You're right. This PR only introduces the gcd algorithm; PR #761 extends the algorithm into xgcd. Stripping some things from the xgcd algorithm gives invmod. Given that I don't need invmod myself, I am not too keen on implementing it :see_no_evil:

It seems a little weird to have multiple implementations of GCD algorithms which effectively do the same thing, though to completely replace safegcd in addition to invmod you'd also need support for boxed types (though with const_mut_refs stable it should be a lot easier to share an implementation).

I agree that having two algorithms is overkill. Let me see about implementing this for Boxed<X> as well.

Also seems it needs a rebase due to upstream changes.

Yeah, you're right. Let me address that right away.

Mar 14 '25 08:03 erik-3milabs

I'm incredibly interested in this PR as someone who:

Needs a constant-time GCD
Has >50% of my runtime spent on safegcd::divsteps alone right now

I actually need an xgcd (which #761 solves), it's just trivial to inefficiently implement xgcd given gcd (by manually calculating ((a / g) % (b / g))**-1 for the first coefficient and solving from there for the second). I'd love to see this merged ASAP accordingly and want to ask if anything is a current blocker I can help with.

Apr 02 '25 04:04 kayabaNerve

Whoops, fat fingered the close button trying to reply.

While this is probably in OK shape as is I would preferably like to see it as the only GCD implementation, rather than having two.

I think it’s fine to retain safegcd for inversions until this can be extended to support inversions as well, but I’d really prefer for there to be one algorithm used for GCD for both boxed and unboxed types.

Apr 02 '25 04:04 tarcieri

Heard, especially if the goal of 0.7.0 is a long-lived release without continued maintenance of safegcd.

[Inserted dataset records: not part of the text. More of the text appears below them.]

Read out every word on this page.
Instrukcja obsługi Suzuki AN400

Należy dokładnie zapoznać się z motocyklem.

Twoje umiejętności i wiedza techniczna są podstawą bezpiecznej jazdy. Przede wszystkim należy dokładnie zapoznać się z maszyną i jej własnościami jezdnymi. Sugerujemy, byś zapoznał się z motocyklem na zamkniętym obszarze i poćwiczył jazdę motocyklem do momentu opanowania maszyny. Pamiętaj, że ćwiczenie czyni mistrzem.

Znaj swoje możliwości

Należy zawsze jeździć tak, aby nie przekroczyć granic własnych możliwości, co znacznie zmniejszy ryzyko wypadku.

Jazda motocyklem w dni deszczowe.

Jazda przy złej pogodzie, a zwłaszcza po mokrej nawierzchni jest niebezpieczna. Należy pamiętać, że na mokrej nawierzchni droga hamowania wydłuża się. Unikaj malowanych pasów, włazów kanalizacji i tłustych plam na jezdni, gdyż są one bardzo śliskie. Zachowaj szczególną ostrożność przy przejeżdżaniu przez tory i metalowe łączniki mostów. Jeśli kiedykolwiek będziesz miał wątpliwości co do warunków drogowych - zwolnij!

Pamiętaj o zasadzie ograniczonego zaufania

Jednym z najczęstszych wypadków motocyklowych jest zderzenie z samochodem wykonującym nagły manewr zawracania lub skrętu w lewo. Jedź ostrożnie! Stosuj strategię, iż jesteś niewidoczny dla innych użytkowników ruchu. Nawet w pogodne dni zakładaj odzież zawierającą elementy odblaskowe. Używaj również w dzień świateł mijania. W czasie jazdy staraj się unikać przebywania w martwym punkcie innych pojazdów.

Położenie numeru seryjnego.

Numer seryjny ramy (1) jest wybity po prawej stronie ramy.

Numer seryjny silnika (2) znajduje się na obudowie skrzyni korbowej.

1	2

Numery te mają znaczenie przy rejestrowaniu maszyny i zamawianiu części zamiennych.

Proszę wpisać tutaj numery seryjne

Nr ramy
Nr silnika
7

modinv should be trivial as just the x coefficient from xgcd, Some if gcd == 1, None otherwise, right?

Thanks for the quick reply and for letting me ensure I have context!

Apr 02 '25 07:04 kayabaNerve

@erik-3milabs do you want to look into making this the primary/only GCD implementation?

Otherwise I can potentially do that as a followup

Apr 07 '25 13:04 tarcieri

Hmm, merging this broke the build due to a few deprecations, but hopefully we can get those fixed up easily

Jun 15 '25 18:06 tarcieri